To improve your running performance, it would logically make sense to focus just on running and increasing your mileage. While this strategy might be beneficial for building endurance, if the muscles are not strong enough to absorb this extra stress from running, stress will get absorbed elsewhere and will eventually lead to injuries.
If you want to perform at your full potential, you need to take a comprehensive approach to your training. That means targeting areas of fitness you may not normally pay attention to like flexibility, balance, mobility, and strength. The focus of this article will be on the benefits of strength training.
When we say strength training, we mean exercises that are used for the purposes of increasing one’s strength. This can be accomplished by performing bodyweight exercises like push-ups and pull-ups or performing exercises with weights, bands, chains, etc. Strength training can be beneficial to everyone, but more specifically to running, it has the following 3 main benefits:
1. Improving Running Economy
Want to run greater distances? Want to run for longer but keep the same pace? Like the fuel economy of a car, the less energy and oxygen you need to run at a certain pace, the longer you can run. Several research studies have shown that runners who incorporated strength training into their routine increased their running economy, i.e. they were running at a faster running pace at the same distance and/or run longer at the same running pace, due to a decrease in required oxygen consumption (energy demand).
2. Improving Running Speed
Many runners perform hill running, tempo running, sprint and interval running as a tool to improve their running speed. Even though this is a good way to improve your speed, it will only take you so far. To fully develop your speed potential, you will need to build your strength which will provide foundation for power and speed. With properly designed strength training program we are teaching our body to recruit more muscle fibers more quickly which will allow you to run faster. In other words, the stronger you are relative to your bodyweight, the faster you will get.
3. Injury Prevention
Best way to protect body from injuries is to make it stronger. Strong muscles, tendons and ligaments protect against impact with each stride, improve form and prevent any form breakdown. Strong body properly activates stabilizers before the foot hits the ground and keeps pelvis and leg stabile and in the right position. Most runners lack strength in at least one muscle group, which as a results will lead to other muscles becoming overworked. Furthermore, one of the greatest injury risk factors are body asymmetries or relative differences in muscle strength, mobility, stability and mechanics between sides of the body. Properly designed weight training can correct and/or diminish the degree of these asymmetries, that may prevent most of the overuse injuries like knee pain, plantar fasciitis, iliotibial band syndrome and shin splits, etc.

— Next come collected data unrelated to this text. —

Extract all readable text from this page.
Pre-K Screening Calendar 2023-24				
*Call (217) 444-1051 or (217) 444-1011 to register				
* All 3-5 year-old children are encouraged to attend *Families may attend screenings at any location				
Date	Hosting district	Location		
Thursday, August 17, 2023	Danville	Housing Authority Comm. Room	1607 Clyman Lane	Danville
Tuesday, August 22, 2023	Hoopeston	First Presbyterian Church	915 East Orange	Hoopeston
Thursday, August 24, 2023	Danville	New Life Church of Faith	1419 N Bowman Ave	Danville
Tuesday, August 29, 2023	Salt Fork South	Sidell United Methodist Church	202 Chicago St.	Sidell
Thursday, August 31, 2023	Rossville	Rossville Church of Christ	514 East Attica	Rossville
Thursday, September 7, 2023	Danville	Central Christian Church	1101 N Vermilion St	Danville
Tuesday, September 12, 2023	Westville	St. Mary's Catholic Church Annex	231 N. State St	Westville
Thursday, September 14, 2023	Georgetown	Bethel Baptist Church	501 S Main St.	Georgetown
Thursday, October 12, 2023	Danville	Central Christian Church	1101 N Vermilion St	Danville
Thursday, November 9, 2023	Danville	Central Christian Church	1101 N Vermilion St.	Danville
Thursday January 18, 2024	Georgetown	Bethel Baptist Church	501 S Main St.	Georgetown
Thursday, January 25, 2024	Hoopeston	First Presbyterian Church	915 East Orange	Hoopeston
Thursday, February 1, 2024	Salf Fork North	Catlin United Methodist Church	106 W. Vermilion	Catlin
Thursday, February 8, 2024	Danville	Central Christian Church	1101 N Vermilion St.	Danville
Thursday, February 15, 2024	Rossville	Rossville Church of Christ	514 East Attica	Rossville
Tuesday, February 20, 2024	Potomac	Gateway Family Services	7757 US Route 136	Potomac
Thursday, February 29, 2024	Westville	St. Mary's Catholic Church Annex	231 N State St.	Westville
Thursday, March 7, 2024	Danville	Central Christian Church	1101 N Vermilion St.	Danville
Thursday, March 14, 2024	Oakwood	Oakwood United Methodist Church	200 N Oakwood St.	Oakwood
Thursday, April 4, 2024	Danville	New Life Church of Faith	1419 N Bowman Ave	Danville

A lot of runners worry that by doing strength training they will add too much muscle mass and become bulky. This concern stems from the fact that increased bodyweight will increase the metabolic cost of running and thus make you slower. One only has to look at the best distance runners and notice that they are all very light. However, to make any meaningful increase in muscle mass one needs to train for a prolonged periods of time, periodize their strength training, have adequate protein and calorie intake and also almost eliminate any form of running from their program. In addition to this, female population has a lower blood testosterone concentration which makes it even more difficult to increase muscle mass in this population. Considering all this factors, it becomes clear that runners should not worry about strength training making them bulky and slowing them down. To the contrary, as shown previously, properly designed and supervised strength training will make you faster, more resilient and decrease the risk of injuries!